Die Stadt an der Bucht
Auf der hügeligen Spitze einer Halbinsel zwischen dem Pazifik und einem der größten Naturhäfen der Welt gelegen, verdichtet San Francisco eine gewaltige Geschichte auf rund sieben Quadratmeilen — spanischer Missionsposten, Boomtown des Goldrauschs, Überlebende des Erdbebens, Wiege der Beatniks und des Summer of Love und Heimat der heutigen Tech-Industrie. Es ist eine Stadt wie geschaffen zum Erkunden auf eigene Faust: Die Wege sind kurz, jeder Hügelkamm öffnet einen neuen Blick, und mit einem Audioguide im Ohr beginnt jede Cable-Car-Wendeschleife, jede viktorianische Fassade und jeder nebelverhangene Brückenturm unterwegs seine eigene Geschichte zu erzählen.
Vom Goldrausch zum Golden Gate
Gegründet 1776, als Spanien hier das Presidio und die Mission Dolores errichtete, wuchs San Francisco im Jahr nach dem Goldrausch von 1849 explosionsartig von einem Dorf mit rund 1.000 Einwohnern auf 25.000 — ankommende Mannschaften ließen ihre Schiffe im Hafen zurück und rannten zu den Goldfeldern. Erdbeben und Feuer von 1906 legten mehr als drei Viertel der Stadt in Schutt und Asche, und der selbstbewusste Wiederaufbau schenkte ihr Wahrzeichen wie den kuppelgekrönten Palace of Fine Arts und 1937 die Golden Gate Bridge, damals die längste Hängebrücke der Erde.
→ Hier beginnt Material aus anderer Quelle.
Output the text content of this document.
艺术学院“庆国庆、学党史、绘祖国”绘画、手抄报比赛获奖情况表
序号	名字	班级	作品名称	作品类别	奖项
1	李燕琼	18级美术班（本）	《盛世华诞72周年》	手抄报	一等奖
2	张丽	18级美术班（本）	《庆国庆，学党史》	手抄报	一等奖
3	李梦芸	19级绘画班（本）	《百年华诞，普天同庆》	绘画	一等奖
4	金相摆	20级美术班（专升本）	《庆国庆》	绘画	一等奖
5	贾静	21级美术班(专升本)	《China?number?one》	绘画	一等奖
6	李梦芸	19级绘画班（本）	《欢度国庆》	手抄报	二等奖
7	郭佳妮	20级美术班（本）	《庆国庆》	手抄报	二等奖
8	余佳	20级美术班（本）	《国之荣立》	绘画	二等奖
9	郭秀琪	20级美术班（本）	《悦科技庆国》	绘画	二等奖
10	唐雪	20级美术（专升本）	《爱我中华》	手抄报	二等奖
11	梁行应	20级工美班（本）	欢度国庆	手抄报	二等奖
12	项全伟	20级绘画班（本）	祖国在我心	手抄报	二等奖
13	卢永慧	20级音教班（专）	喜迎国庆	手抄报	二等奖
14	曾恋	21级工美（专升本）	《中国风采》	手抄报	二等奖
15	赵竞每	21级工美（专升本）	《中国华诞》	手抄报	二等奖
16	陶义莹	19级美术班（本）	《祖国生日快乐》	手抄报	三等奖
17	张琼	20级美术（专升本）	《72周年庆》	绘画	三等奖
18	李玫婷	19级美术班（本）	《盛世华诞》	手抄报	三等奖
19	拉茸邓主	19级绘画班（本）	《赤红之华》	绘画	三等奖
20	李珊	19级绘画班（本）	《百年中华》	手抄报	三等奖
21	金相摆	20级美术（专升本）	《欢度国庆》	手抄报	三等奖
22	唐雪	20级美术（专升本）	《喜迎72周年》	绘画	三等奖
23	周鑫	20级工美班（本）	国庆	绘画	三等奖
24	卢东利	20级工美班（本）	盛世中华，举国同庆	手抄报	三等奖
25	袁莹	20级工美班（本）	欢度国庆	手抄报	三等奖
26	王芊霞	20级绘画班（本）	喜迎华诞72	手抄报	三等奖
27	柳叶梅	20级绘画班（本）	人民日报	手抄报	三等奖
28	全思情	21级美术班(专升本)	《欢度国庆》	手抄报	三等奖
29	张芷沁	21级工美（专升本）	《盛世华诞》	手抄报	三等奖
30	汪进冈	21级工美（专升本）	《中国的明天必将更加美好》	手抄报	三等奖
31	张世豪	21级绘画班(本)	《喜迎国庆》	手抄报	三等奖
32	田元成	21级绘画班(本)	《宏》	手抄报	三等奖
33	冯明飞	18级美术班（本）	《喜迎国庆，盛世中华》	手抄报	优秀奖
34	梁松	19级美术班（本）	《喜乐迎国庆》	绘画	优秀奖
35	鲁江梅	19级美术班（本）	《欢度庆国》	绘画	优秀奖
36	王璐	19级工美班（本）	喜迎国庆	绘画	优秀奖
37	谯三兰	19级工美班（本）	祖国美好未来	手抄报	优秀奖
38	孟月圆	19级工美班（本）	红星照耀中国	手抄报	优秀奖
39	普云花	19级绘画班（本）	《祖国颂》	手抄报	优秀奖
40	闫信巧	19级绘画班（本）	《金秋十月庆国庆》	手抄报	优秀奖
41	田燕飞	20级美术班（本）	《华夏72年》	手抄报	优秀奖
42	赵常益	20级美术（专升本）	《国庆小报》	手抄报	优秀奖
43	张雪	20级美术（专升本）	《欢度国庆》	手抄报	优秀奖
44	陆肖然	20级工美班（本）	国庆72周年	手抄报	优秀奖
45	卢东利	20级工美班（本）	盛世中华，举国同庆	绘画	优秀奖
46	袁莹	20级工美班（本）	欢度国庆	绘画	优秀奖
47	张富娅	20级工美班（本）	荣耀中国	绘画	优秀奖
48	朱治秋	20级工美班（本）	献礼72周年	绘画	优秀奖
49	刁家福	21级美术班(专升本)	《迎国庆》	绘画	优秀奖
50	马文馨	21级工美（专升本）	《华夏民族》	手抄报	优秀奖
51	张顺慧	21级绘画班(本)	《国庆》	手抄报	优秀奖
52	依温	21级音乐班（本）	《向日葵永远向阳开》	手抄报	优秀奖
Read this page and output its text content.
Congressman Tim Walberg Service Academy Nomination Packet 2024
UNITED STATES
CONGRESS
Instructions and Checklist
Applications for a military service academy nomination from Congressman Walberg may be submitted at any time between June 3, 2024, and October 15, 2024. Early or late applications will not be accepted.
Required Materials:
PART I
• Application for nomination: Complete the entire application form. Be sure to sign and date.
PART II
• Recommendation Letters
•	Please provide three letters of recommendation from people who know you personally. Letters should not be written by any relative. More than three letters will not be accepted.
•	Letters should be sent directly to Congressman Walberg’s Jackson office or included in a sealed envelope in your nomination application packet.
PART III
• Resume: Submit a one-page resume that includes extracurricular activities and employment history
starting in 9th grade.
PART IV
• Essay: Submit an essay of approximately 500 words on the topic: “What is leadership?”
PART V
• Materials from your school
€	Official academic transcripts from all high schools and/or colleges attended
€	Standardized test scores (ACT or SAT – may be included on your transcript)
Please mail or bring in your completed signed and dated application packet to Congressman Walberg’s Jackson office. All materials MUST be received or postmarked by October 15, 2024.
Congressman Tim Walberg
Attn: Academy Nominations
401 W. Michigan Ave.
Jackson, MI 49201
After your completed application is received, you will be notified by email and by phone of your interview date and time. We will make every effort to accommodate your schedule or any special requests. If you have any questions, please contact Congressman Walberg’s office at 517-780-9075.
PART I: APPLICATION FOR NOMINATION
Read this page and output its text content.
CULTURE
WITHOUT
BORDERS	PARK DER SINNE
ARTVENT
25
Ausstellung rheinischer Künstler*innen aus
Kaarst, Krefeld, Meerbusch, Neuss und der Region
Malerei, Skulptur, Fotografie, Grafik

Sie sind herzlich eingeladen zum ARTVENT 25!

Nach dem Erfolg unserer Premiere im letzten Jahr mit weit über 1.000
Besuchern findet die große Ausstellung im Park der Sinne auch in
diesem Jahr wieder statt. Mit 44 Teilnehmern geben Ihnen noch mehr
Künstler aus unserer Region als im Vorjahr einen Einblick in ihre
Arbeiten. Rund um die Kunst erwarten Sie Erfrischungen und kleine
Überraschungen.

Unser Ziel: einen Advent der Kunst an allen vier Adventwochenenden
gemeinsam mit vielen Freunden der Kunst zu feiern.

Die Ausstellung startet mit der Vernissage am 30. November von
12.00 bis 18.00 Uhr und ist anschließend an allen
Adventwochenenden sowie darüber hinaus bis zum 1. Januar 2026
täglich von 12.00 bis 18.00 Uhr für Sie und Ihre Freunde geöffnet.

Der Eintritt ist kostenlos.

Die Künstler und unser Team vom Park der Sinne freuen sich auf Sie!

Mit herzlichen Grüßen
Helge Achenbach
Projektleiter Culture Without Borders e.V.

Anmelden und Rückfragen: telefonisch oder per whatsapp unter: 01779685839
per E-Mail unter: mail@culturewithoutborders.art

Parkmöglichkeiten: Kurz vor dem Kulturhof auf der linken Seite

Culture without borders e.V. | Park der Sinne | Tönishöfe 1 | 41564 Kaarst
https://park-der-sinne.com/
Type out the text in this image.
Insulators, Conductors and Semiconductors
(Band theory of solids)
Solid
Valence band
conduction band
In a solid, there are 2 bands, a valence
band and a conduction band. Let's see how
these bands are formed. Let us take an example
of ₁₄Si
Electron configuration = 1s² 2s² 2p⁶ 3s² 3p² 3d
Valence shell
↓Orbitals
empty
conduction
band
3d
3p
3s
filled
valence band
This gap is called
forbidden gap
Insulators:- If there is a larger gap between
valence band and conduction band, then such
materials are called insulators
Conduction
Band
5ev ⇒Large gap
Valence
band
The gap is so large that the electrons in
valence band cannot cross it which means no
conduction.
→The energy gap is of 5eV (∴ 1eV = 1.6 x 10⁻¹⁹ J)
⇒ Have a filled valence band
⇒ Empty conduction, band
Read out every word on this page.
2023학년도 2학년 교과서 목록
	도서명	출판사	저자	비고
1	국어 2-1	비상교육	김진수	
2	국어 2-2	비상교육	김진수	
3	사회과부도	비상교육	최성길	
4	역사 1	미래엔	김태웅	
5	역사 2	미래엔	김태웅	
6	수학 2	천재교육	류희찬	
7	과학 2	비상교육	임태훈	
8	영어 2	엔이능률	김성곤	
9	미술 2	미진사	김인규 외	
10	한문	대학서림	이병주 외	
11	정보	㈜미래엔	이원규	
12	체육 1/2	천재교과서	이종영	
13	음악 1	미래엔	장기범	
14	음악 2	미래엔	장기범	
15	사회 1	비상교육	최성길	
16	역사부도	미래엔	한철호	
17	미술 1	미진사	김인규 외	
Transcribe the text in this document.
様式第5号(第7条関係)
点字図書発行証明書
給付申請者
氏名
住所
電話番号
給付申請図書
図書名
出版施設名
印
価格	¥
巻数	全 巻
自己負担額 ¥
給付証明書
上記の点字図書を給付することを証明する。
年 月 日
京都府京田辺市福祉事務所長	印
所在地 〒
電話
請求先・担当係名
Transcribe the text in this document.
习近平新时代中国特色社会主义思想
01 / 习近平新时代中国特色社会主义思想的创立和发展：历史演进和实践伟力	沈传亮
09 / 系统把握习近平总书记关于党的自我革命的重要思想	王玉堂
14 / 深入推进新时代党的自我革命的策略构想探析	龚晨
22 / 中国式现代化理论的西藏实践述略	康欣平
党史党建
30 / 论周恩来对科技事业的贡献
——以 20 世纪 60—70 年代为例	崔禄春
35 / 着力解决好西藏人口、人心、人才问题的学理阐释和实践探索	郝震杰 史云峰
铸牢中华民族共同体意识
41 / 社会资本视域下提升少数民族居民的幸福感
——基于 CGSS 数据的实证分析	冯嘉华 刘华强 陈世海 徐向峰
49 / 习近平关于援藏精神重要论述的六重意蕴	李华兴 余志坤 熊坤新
Draußen in der Bucht vereint Alcatraz ein Militärfort, das Bundesgefängnis, in dem Al Capone von 1934 bis 1963 einsaß, und die 19-monatige Besetzung durch amerikanische Ureinwohner von 1969 — ein Ort, an dem die Audio-Erzählung die Hauptarbeit leistet, denn die Mauern des Zellenblocks behalten ihre Geheimnisse für sich.
Eine Stadt der Dörfer
Die Einwohner erleben ihre Heimat als Flickenteppich entschieden eigenständiger Viertel — und so sollten Sie es auch tun. Der Mission District verbindet das älteste Gebäude der Stadt mit häuserblocklangen Wandgemälden und dem Geburtsort des Mission-Burritos; Chinatown ist das älteste Amerikas; North Beach mischt italienische Cafés mit den Geistern Kerouacs und der Beat-Poeten; Haight-Ashbury trägt noch immer die Farben des Summer of Love von 1967; und das Castro ist eines der ersten und stolzesten LGBTQ-Viertel der Welt. Eine Audiotour lässt Sie im eigenen Tempo von einem zum anderen treiben und die Geschichten hinter Ecken einfangen, an denen Sie sonst achtlos vorbeigingen.
Nebel, Hügel und Bisons
Ja, Bisons — eine kleine Herde grast im Golden Gate Park, einem grünen Rechteck von 1.017 Acres, größer noch als New Yorks Central Park. Fahren Sie mit dem Cable Car — Teil eines 1873 eröffneten Systems — eine schwindelerregende Steigung hinauf, beobachten Sie die Seelöwen am PIER 39 bei Fisherman's Wharf, fangen Sie die Painted Ladies vor der Skyline der Innenstadt ein und beschließen Sie den Tag mit Austern im Ferry Building. Packen Sie mehrere Schichten ein: Der Sommernebel, liebevoll Karl genannt, gehört zum Erlebnis.